15 August 2016

Business Insider: A tiny bank in Italy could decide the future of Europe

The loans on the balance sheets of Italy’s local banks weren’t made to consumers spending beyond their means, or speculative house purchasers, but mostly to local businesses. Their customers were primarily the country’s large number of small- and medium-sized enterprises, often family-run, with business models not that different from the very dynamic enterprises of southern Germany, Austria, or Switzerland, which concentrate on making niche products — specialized textile machinery, for instance — for international markets.
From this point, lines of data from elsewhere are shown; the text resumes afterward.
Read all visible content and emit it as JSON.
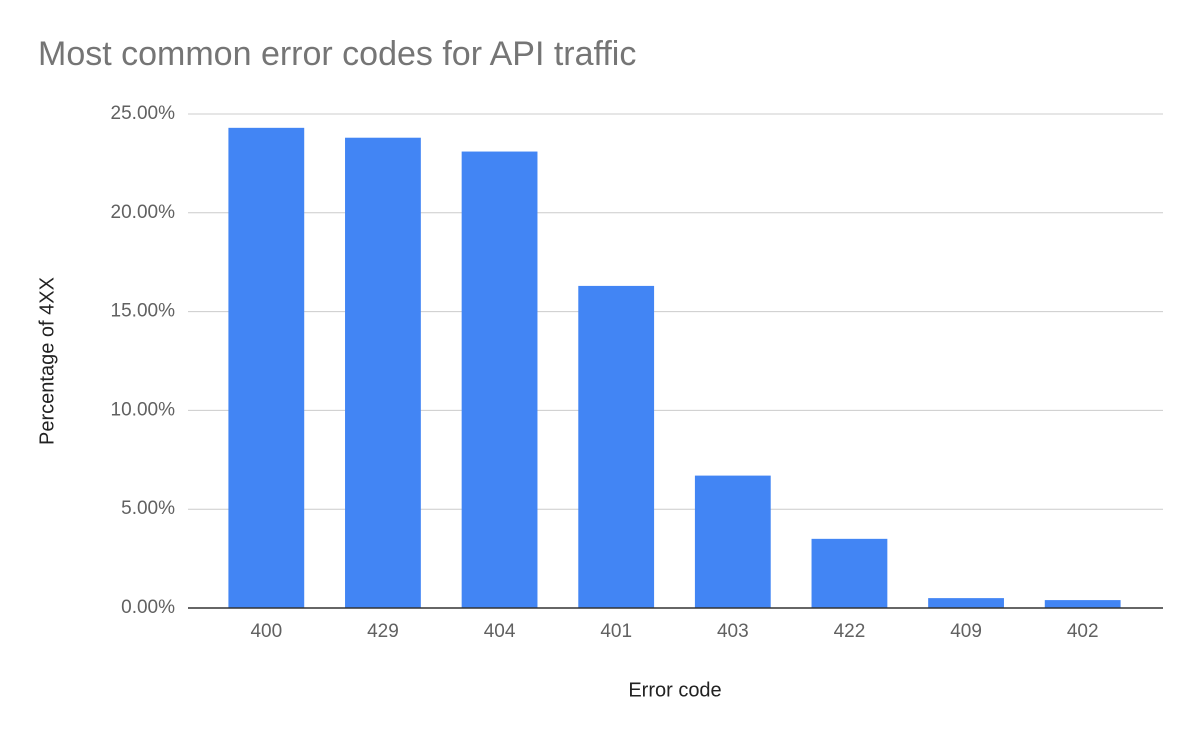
{
  "chart_data": {
    "type": "bar",
    "title": "Most common error codes for API traffic",
    "x_label": "Error code",
    "y_label": "Percentage of 4XX",
    "categories": [
      "400",
      "429",
      "404",
      "401",
      "403",
      "422",
      "409",
      "402"
    ],
    "values": [
      24.3,
      23.8,
      23.1,
      16.3,
      6.7,
      3.5,
      0.5,
      0.4
    ],
    "color": "#4285f4",
    "ylim": [
      0,
      25
    ],
    "yticks": [
      {
        "value": 0,
        "label": "0.00%"
      },
      {
        "value": 5,
        "label": "5.00%"
      },
      {
        "value": 10,
        "label": "10.00%"
      },
      {
        "value": 15,
        "label": "15.00%"
      },
      {
        "value": 20,
        "label": "20.00%"
      },
      {
        "value": 25,
        "label": "25.00%"
      }
    ],
    "grid": true
  }
}
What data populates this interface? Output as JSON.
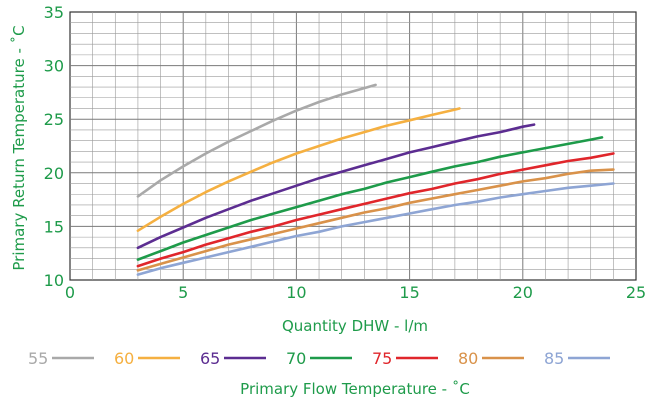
{
  "chart_data": {
    "type": "line",
    "title": "",
    "xlabel": "Quantity DHW - l/m",
    "ylabel": "Primary Return Temperature - ˚C",
    "xlim": [
      0,
      25
    ],
    "ylim": [
      10,
      35
    ],
    "xticks": [
      0,
      5,
      10,
      15,
      20,
      25
    ],
    "yticks": [
      10,
      15,
      20,
      25,
      30,
      35
    ],
    "grid": true,
    "legend_title": "Primary Flow Temperature - ˚C",
    "legend_position": "bottom",
    "series": [
      {
        "name": "55",
        "color": "#a9a9a9",
        "x": [
          3,
          4,
          5,
          6,
          7,
          8,
          9,
          10,
          11,
          12,
          13,
          13.5
        ],
        "y": [
          17.8,
          19.3,
          20.6,
          21.8,
          22.9,
          23.9,
          24.9,
          25.8,
          26.6,
          27.3,
          27.9,
          28.2
        ]
      },
      {
        "name": "60",
        "color": "#f5b041",
        "x": [
          3,
          4,
          5,
          6,
          7,
          8,
          9,
          10,
          11,
          12,
          13,
          14,
          15,
          16,
          17,
          17.2
        ],
        "y": [
          14.6,
          15.9,
          17.1,
          18.2,
          19.2,
          20.1,
          21.0,
          21.8,
          22.5,
          23.2,
          23.8,
          24.4,
          24.9,
          25.4,
          25.9,
          26.0
        ]
      },
      {
        "name": "65",
        "color": "#5c2d91",
        "x": [
          3,
          4,
          5,
          6,
          7,
          8,
          9,
          10,
          11,
          12,
          13,
          14,
          15,
          16,
          17,
          18,
          19,
          20,
          20.5
        ],
        "y": [
          13.0,
          14.0,
          14.9,
          15.8,
          16.6,
          17.4,
          18.1,
          18.8,
          19.5,
          20.1,
          20.7,
          21.3,
          21.9,
          22.4,
          22.9,
          23.4,
          23.8,
          24.3,
          24.5
        ]
      },
      {
        "name": "70",
        "color": "#1e9b4a",
        "x": [
          3,
          4,
          5,
          6,
          7,
          8,
          9,
          10,
          11,
          12,
          13,
          14,
          15,
          16,
          17,
          18,
          19,
          20,
          21,
          22,
          23,
          23.5
        ],
        "y": [
          11.9,
          12.7,
          13.5,
          14.2,
          14.9,
          15.6,
          16.2,
          16.8,
          17.4,
          18.0,
          18.5,
          19.1,
          19.6,
          20.1,
          20.6,
          21.0,
          21.5,
          21.9,
          22.3,
          22.7,
          23.1,
          23.3
        ]
      },
      {
        "name": "75",
        "color": "#e0262b",
        "x": [
          3,
          4,
          5,
          6,
          7,
          8,
          9,
          10,
          11,
          12,
          13,
          14,
          15,
          16,
          17,
          18,
          19,
          20,
          21,
          22,
          23,
          24
        ],
        "y": [
          11.3,
          12.0,
          12.6,
          13.3,
          13.9,
          14.5,
          15.0,
          15.6,
          16.1,
          16.6,
          17.1,
          17.6,
          18.1,
          18.5,
          19.0,
          19.4,
          19.9,
          20.3,
          20.7,
          21.1,
          21.4,
          21.8
        ]
      },
      {
        "name": "80",
        "color": "#d9924a",
        "x": [
          3,
          4,
          5,
          6,
          7,
          8,
          9,
          10,
          11,
          12,
          13,
          14,
          15,
          16,
          17,
          18,
          19,
          20,
          21,
          22,
          23,
          24
        ],
        "y": [
          10.9,
          11.5,
          12.1,
          12.7,
          13.3,
          13.8,
          14.3,
          14.8,
          15.3,
          15.8,
          16.3,
          16.7,
          17.2,
          17.6,
          18.0,
          18.4,
          18.8,
          19.2,
          19.5,
          19.9,
          20.2,
          20.3
        ]
      },
      {
        "name": "85",
        "color": "#8ea5d4",
        "x": [
          3,
          4,
          5,
          6,
          7,
          8,
          9,
          10,
          11,
          12,
          13,
          14,
          15,
          16,
          17,
          18,
          19,
          20,
          21,
          22,
          23,
          24
        ],
        "y": [
          10.5,
          11.1,
          11.6,
          12.1,
          12.6,
          13.1,
          13.6,
          14.1,
          14.5,
          15.0,
          15.4,
          15.8,
          16.2,
          16.6,
          17.0,
          17.3,
          17.7,
          18.0,
          18.3,
          18.6,
          18.8,
          19.0
        ]
      }
    ]
  },
  "colors": {
    "text": "#1e9b4a",
    "grid": "#9a9a9a",
    "axis": "#333333"
  }
}
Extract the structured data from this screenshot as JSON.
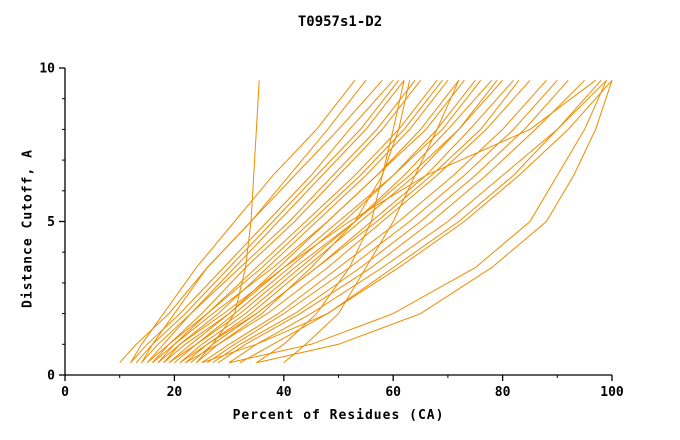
{
  "chart_data": {
    "type": "line",
    "title": "T0957s1-D2",
    "xlabel": "Percent of Residues (CA)",
    "ylabel": "Distance Cutoff, A",
    "xlim": [
      0,
      100
    ],
    "ylim": [
      0,
      10
    ],
    "x_ticks": [
      0,
      20,
      40,
      60,
      80,
      100
    ],
    "y_ticks": [
      0,
      5,
      10
    ],
    "x_minor_ticks": [
      10,
      30,
      50,
      70,
      90
    ],
    "y_minor_ticks": [
      1,
      2,
      3,
      4,
      6,
      7,
      8,
      9
    ],
    "grid": false,
    "legend": "none",
    "line_color": "#f08c00",
    "axis_color": "#000000",
    "y_samples": [
      0.4,
      1,
      2,
      3.5,
      5,
      6.5,
      8,
      9.6
    ],
    "series_x": [
      [
        24,
        27,
        31,
        33,
        34,
        34.5,
        35,
        35.5
      ],
      [
        10,
        13,
        19,
        26,
        34,
        41,
        48,
        55
      ],
      [
        12,
        15,
        21,
        29,
        37,
        45,
        52,
        60
      ],
      [
        14,
        16,
        20,
        26,
        34,
        42,
        50,
        58
      ],
      [
        15,
        18,
        23,
        31,
        39,
        47,
        55,
        62
      ],
      [
        16,
        19,
        25,
        33,
        42,
        50,
        58,
        65
      ],
      [
        17,
        20,
        26,
        35,
        44,
        53,
        61,
        68
      ],
      [
        18,
        21,
        28,
        37,
        46,
        55,
        63,
        70
      ],
      [
        19,
        23,
        30,
        39,
        48,
        57,
        65,
        72
      ],
      [
        20,
        24,
        31,
        41,
        51,
        60,
        68,
        75
      ],
      [
        21,
        25,
        33,
        43,
        53,
        62,
        70,
        78
      ],
      [
        22,
        26,
        34,
        44,
        54,
        64,
        72,
        80
      ],
      [
        23,
        27,
        35,
        46,
        56,
        66,
        74,
        82
      ],
      [
        24,
        28,
        37,
        48,
        58,
        68,
        77,
        85
      ],
      [
        25,
        30,
        39,
        50,
        61,
        71,
        80,
        88
      ],
      [
        26,
        31,
        40,
        52,
        63,
        73,
        82,
        90
      ],
      [
        27,
        32,
        42,
        54,
        65,
        75,
        84,
        92
      ],
      [
        28,
        33,
        43,
        56,
        67,
        77,
        86,
        95
      ],
      [
        30,
        35,
        45,
        58,
        70,
        80,
        90,
        98
      ],
      [
        32,
        38,
        48,
        61,
        73,
        83,
        92,
        100
      ],
      [
        18,
        22,
        30,
        40,
        52,
        66,
        85,
        97
      ],
      [
        25,
        35,
        48,
        60,
        72,
        82,
        90,
        99
      ],
      [
        30,
        45,
        60,
        75,
        85,
        90,
        95,
        99
      ],
      [
        13,
        16,
        22,
        30,
        38,
        46,
        54,
        61
      ],
      [
        14,
        17,
        23,
        32,
        41,
        49,
        57,
        64
      ],
      [
        15,
        19,
        26,
        36,
        45,
        54,
        62,
        69
      ],
      [
        16,
        20,
        27,
        38,
        48,
        57,
        66,
        73
      ],
      [
        17,
        21,
        29,
        40,
        50,
        60,
        69,
        76
      ],
      [
        19,
        24,
        32,
        42,
        53,
        63,
        72,
        79
      ],
      [
        21,
        26,
        35,
        46,
        57,
        67,
        76,
        83
      ],
      [
        35,
        40,
        46,
        52,
        56,
        58,
        60,
        62
      ],
      [
        40,
        44,
        50,
        55,
        60,
        64,
        68,
        72
      ],
      [
        35,
        50,
        65,
        78,
        88,
        93,
        97,
        100
      ],
      [
        12,
        14,
        18,
        24,
        31,
        38,
        46,
        53
      ],
      [
        22,
        28,
        36,
        45,
        53,
        58,
        61,
        63
      ]
    ]
  }
}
This throwback banking model insulated Italian banks from the fast-developing financial shocks of 2007 and 2008. At the beginning of the global crisis, as other European governments spent large sums bailing out their banking systems, it looked as if Italy had the most solid banks in Europe. The European Central Bank’s calculation of the fiscal cost of bank bailouts for the 2008-2013 period shows a cost for Germany of 8.8 percent of GDP and for Spain of 4.9 percent, with much higher amounts for European countries that required a bailout from the International Monetary Fund (Ireland, 37.3 percent; Greece, 24.8 percent; and Portugal, 10.4 percent). Italy, by contrast, spent less than 0.2 percent of GDP.

But this encouraged a dangerous complacency in Italy, as a slow-moving economic crisis gradually rotted the country’s financial foundation. A long-standing failure to undertake structural reforms has condemned the country to exceptionally sluggish growth, even before the 2008 crisis. Italy’s clothing and textiles sector has been hit by the move of production to Asia or to lower-cost producers in southeastern Europe; even luxury manufacturers are beginning to outsource production. Eventually, the weaknesses of the Italian economy hit the country’s banks with a massive volume of nonperforming loans — the current estimate is 360 billion euros. (It didn’t help matters that the Italian government is often a hindrance; there are many stories of businesses that contract with the government only to find they are never paid.) [...]

In Giuseppe Tomasi di Lampedusa’s great novel The Leopard, Tancredi Falconeri states: “If we want things to stay as they are, things will have to change.” If the government isn’t allowed to help banks directly, it has to commit itself to a new growth dynamic for the entire continent. It remains quite uncertain that it can — or will be allowed to — follow up on that promise.